From the post:
Approximate Nearest Neighbor Search for Sparse Data in Python! This library is well suited to finding nearest neighbors in sparse, high dimensional spaces (like text documents).
Out of the box, PySparNN supports Cosine Distance (i.e. 1 – cosine_similarity).
- Designed to be efficent on sparse data (memory & cpu).
- Implemented leveraging existing python libraries (scipy & numpy).
- Easily extended with other metrics: Manhattan, Euclidian, Jaccard, etc.
- Work in progress – Min, Max distance thresholds can be set at query time (not index time). Example: return the k closest items on the interval [0.8, 0.9] from a query point.
If your data is NOT SPARSE – please consider annoy. Annoy uses a similar-ish method and I am a big fan of it. As of this writing, annoy performs ~8x faster on their introductory example.
General rule of thumb – annoy performs better if you can get your data to fit into memory (as a dense vector).
The most comparable library to PySparNN is scikit-learn’s LSHForrest module. As of this writing, PySparNN is ~1.5x faster on the 20newsgroups dataset. A more robust benchmarking on sparse data is desired. Here is the comparison.
I included the text snippet in the title because PySparNN isn’t clueful, at least not at first glance.

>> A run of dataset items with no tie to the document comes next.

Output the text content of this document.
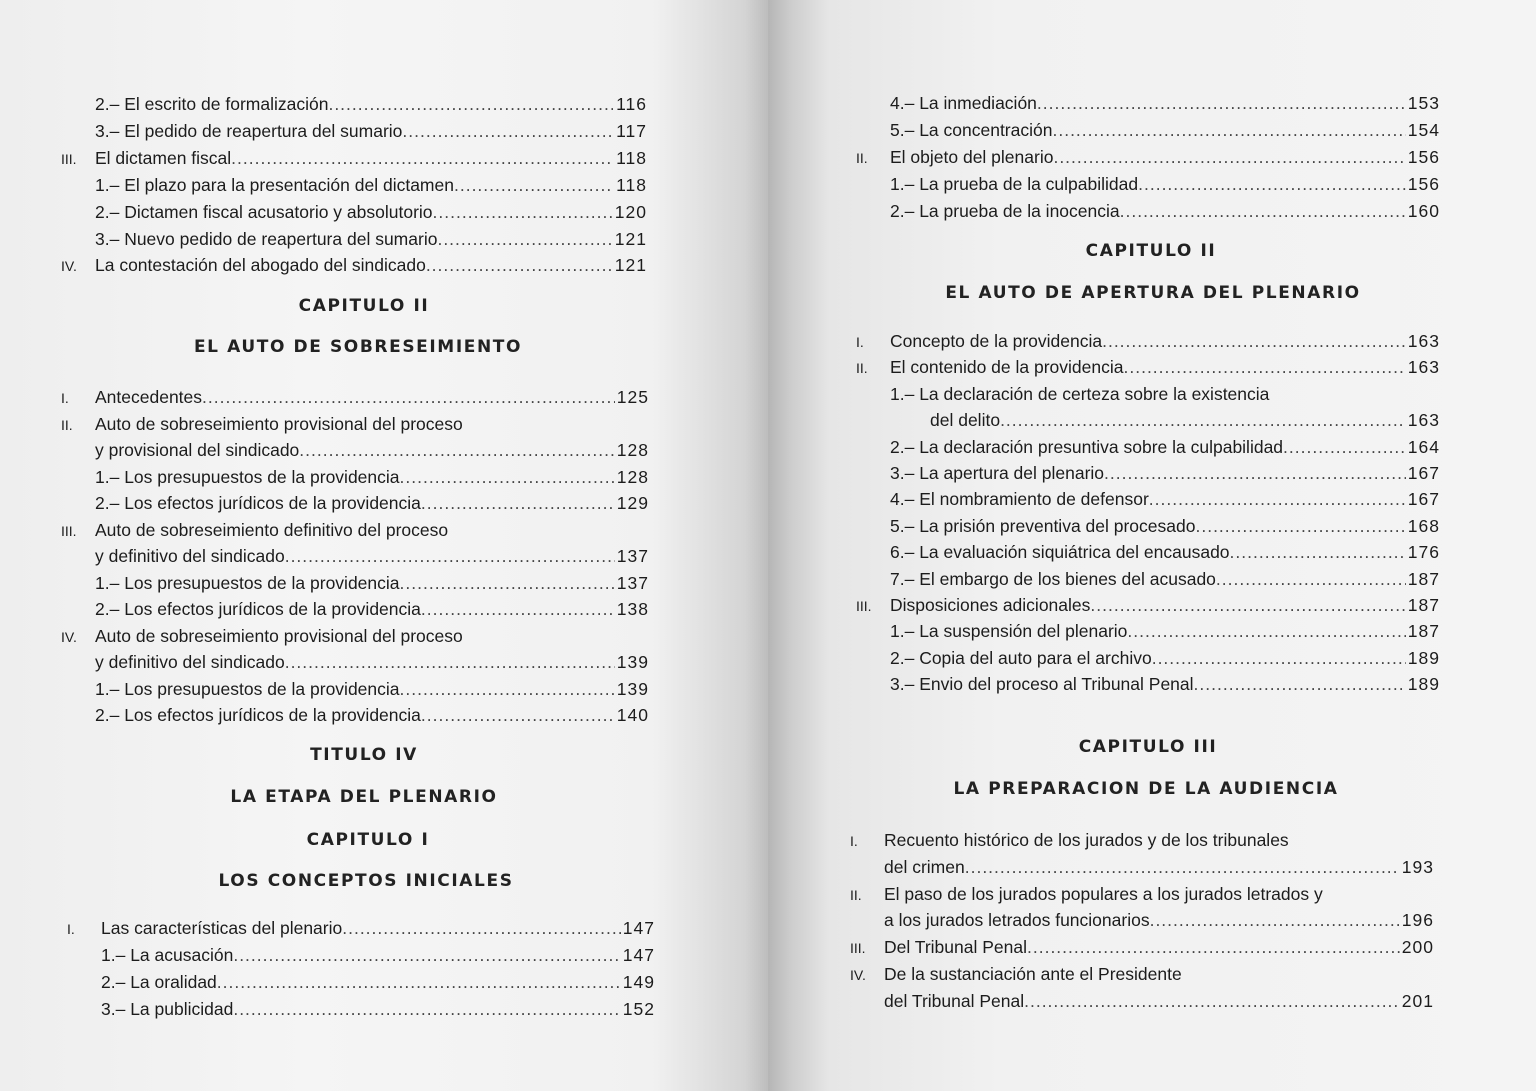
2.– El escrito de formalización .....	116
3.– El pedido de reapertura del sumario .....	117
III.	El dictamen fiscal .....	118
1.– El plazo para la presentación del dictamen .....	118
2.– Dictamen fiscal acusatorio y absolutorio .....	120
3.– Nuevo pedido de reapertura del sumario .....	121
IV.	La contestación del abogado del sindicado .....	121
CAPITULO II
EL AUTO DE SOBRESEIMIENTO
I.	Antecedentes .....	125
II. Auto de sobreseimiento provisional del proceso
y provisional del sindicado .....	128
1.– Los presupuestos de la providencia .....	128
2.– Los efectos jurídicos de la providencia .....	129
III. Auto de sobreseimiento definitivo del proceso
y definitivo del sindicado .....	137
1.– Los presupuestos de la providencia .....	137
2.– Los efectos jurídicos de la providencia .....	138
IV. Auto de sobreseimiento provisional del proceso
y definitivo del sindicado .....	139
1.– Los presupuestos de la providencia .....	139
2.– Los efectos jurídicos de la providencia .....	140
TITULO IV
LA ETAPA DEL PLENARIO
CAPITULO I
LOS CONCEPTOS INICIALES
I.	Las características del plenario .....	147
1.– La acusación .....	147
2.– La oralidad .....	149
3.– La publicidad .....	152
4.– La inmediación .....	153
5.– La concentración .....	154
II.	El objeto del plenario .....	156
1.– La prueba de la culpabilidad .....	156
2.– La prueba de la inocencia .....	160
CAPITULO II
EL AUTO DE APERTURA DEL PLENARIO
I.	Concepto de la providencia .....	163
II.	El contenido de la providencia .....	163
1.– La declaración de certeza sobre la existencia
del delito .....	163
2.– La declaración presuntiva sobre la culpabilidad .....	164
3.– La apertura del plenario .....	167
4.– El nombramiento de defensor .....	167
5.– La prisión preventiva del procesado .....	168
6.– La evaluación siquiátrica del encausado .....	176
7.– El embargo de los bienes del acusado .....	187
III.	Disposiciones adicionales .....	187
1.– La suspensión del plenario .....	187
2.– Copia del auto para el archivo .....	189
3.– Envio del proceso al Tribunal Penal .....	189
CAPITULO III
LA PREPARACION DE LA AUDIENCIA
I. Recuento histórico de los jurados y de los tribunales
del crimen .....	193
II. El paso de los jurados populares a los jurados letrados y
a los jurados letrados funcionarios .....	196
III.	Del Tribunal Penal .....	200
IV. De la sustanciación ante el Presidente
del Tribunal Penal .....	201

I looked for a good explanation on nearest neighbors and encountered this lecture by Pat Wilson’s (MIT OpenCourseWare):
The lecture has a number of gems, including the observation that:
Town and Country readers tend to be social parasites.
Observations on text and nearest neightbors, time marks 17:30 – 24:17.
You should make an effort to watch the entire video. You will have a broader appreciate for the sheer power of nearest neighbor analysis and as a bonus, some valuable insights on why going without sleep is a very bad idea.
I first saw this in a tweet by Lynn Cherny.